For me, I know that the answer is fear. Recently, at a truly amazing BSI® session with Sheila Winter Wallace, I came to know that my belief that I have no right to question others has been rooted in my fear of being kicked and slapped down. I know that much of my belief was grounded in the family system in which my sisters and I grew up. To question my father was to question the divine right of kings. And we did so at our peril. And, for me, being kicked became equated with being inconvenient and demanding and worthless and less than. I know now that I’ve spent my life railing against that belief and trying to show that I have worth and value and a right to be ME.
So, I’m choosing to not let my first response to anything which occurs in my life be to justify mySelf to me or to anyone else.

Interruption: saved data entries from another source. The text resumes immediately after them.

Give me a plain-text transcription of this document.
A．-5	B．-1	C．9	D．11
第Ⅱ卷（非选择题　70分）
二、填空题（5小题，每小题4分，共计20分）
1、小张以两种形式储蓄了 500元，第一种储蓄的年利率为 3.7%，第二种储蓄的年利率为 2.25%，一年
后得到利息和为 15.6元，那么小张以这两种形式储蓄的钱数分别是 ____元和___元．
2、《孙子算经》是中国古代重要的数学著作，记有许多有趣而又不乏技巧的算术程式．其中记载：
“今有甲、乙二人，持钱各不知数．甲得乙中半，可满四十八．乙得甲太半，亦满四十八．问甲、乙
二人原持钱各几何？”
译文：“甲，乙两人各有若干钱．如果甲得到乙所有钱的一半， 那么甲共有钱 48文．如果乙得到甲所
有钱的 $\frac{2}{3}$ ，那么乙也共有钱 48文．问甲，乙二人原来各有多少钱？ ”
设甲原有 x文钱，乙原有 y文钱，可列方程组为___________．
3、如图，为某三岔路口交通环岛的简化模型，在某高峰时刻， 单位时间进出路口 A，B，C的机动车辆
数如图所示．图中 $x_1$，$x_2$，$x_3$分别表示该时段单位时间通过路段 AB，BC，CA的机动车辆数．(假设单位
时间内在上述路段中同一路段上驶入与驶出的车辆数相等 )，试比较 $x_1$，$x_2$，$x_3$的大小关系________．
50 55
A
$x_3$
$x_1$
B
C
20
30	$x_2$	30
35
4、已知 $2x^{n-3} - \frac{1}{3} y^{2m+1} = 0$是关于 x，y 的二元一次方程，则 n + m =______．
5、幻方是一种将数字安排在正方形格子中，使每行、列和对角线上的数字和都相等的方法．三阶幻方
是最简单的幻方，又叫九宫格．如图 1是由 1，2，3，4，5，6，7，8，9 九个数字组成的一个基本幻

I’m choosing to ask questions even if others might consider them inconvenient or the answers obvious. I’m choosing to be grounded in knowing who I AM. I’m choosing to honour mySelf and what I know. I will not be confrontational and neither will I back away from potential confrontation. As I choose to honour and respect mySelf, I know that I will not be swayed by fear of being judged or of reprisal.
As I write this, I am very aware of how this choice feels inside – the depth of my breathing, the lack of muscle tension in my chest wall, the relaxation at the base of my spine, the internal silence as my inner critic has left me. There are no words to capture just how big inside I feel right now as the rightness of this resonates within me.
When we own our right to ask questions, we move beyond wondering when we will get to choose. When we own our right to ask questions rather than going blithely along accepting things as they are and not being grounded in our truth, our internal landscape changes and shifts. Old beliefs and paradigms collapse and make way for new ways of knowing ourSelves and the magic that we each are.
Standing my ground without expecting to be or fearing being kicked or slapped down or judged is powerful. And I’m remembering that how others respond to my choices – their judgments or words or actions – do not have the power to move me as I am true to mySelf and respect the I AM that I AM. So the change which I’m choosing to accept is to ask questions and know that it is my uncontestable right to do so.
We, each of us, can choose to question as we create the world in which we want to live. And in doing that, we truly live a life grounded on self-respect. What an amazing way to live life.